Pernyataan senada juga dikeluarkan USGS, bahwa ilmuwan mereka tidak pernah memprediksi gempa bumi besar. Mereka hanya bisa menghitung probabilitas bakal terjadinya gempa bumi besar di lokasi tertentu dalam kurun waktu tertentu.
USGS membedakan empat istilah terkait informasi gempa bumi yang kadang tumpang tindih sehingga menimbulkan kerancuan. Keempat istilah itu adalah sistem peringatan dini, prakiraan, probabilitas, dan prediksi.

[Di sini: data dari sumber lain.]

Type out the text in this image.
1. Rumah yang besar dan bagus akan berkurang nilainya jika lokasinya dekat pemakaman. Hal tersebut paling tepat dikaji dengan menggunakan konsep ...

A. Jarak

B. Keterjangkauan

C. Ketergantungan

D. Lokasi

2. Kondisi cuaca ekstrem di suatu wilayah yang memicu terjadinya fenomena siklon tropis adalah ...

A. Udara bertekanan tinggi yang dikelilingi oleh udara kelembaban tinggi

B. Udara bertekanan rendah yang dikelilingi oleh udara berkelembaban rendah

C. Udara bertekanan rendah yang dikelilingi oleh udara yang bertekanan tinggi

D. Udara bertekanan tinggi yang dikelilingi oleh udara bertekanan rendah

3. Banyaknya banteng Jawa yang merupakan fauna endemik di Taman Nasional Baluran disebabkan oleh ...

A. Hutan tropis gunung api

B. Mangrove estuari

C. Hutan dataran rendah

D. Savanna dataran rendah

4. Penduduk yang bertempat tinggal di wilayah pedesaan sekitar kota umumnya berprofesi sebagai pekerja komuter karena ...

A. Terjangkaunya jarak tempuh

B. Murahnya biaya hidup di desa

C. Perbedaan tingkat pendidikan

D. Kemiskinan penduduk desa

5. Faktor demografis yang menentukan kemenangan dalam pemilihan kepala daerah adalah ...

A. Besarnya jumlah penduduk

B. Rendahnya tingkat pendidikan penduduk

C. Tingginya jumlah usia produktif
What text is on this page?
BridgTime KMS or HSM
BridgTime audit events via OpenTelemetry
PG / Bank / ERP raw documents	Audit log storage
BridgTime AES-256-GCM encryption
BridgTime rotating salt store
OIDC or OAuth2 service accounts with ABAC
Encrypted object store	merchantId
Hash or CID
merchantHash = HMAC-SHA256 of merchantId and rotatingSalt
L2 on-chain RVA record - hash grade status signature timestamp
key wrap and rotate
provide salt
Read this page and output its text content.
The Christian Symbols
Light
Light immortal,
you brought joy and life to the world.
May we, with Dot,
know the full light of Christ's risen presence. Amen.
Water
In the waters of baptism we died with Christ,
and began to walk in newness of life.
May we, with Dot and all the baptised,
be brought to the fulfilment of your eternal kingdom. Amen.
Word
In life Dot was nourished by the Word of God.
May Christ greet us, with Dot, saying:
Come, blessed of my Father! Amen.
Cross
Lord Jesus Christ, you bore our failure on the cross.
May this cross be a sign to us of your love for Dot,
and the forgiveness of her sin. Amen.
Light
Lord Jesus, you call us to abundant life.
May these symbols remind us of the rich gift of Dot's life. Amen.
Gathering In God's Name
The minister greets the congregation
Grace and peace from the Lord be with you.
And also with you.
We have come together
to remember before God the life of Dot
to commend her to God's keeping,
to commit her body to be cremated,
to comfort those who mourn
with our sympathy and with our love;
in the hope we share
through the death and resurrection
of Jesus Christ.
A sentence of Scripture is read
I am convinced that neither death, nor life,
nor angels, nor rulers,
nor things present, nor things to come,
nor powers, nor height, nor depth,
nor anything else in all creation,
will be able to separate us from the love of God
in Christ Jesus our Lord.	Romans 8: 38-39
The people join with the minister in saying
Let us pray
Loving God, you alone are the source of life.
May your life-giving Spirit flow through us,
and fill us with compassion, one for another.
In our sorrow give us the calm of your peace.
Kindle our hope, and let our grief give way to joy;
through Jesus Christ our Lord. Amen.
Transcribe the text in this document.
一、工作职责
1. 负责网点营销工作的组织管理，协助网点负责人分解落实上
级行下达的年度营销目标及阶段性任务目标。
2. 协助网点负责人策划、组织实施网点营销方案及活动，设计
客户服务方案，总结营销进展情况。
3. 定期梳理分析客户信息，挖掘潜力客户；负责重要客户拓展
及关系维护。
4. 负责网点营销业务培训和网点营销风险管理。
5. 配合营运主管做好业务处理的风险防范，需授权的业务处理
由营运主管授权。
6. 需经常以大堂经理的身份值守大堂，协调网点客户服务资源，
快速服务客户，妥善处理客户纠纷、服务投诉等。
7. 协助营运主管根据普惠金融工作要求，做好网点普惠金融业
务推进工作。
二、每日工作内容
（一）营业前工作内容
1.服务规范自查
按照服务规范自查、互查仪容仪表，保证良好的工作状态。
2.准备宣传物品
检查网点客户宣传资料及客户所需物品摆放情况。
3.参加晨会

Peringatan dini adalah sistem pemantauan untuk memperingatkan masyarakat beberapa saat sebelum gempa bumi melanda. Prakiraan adalah peluang jangka pendek, biasanya untuk menduga kejadian gempa susulan. Probabilitas, menggambarkan peluang jangka panjang yang sebagian besar ditentukan dari rata-rata kejadian di masa lalu. Sementara prediksi lebih presisi karena harus menjelaskan unsur waktu, lokasi, dan kekuatan gempa.
Kenyataannya, mereka yang mengklaim telah memprediksi gempa bumi kerap kali tidak mendasarkan pada bukti sains padahal gempa bumi adalah proses sains. Misalnya, menghubungkannya lewat kemunculan awan, gangguan pada badan manusia, atau hewan tertentu. Mereka tidak menjelaskan ketiga unsur itu secara jelas. Selain itu, prediksi yang dibuat juga terlalu umum.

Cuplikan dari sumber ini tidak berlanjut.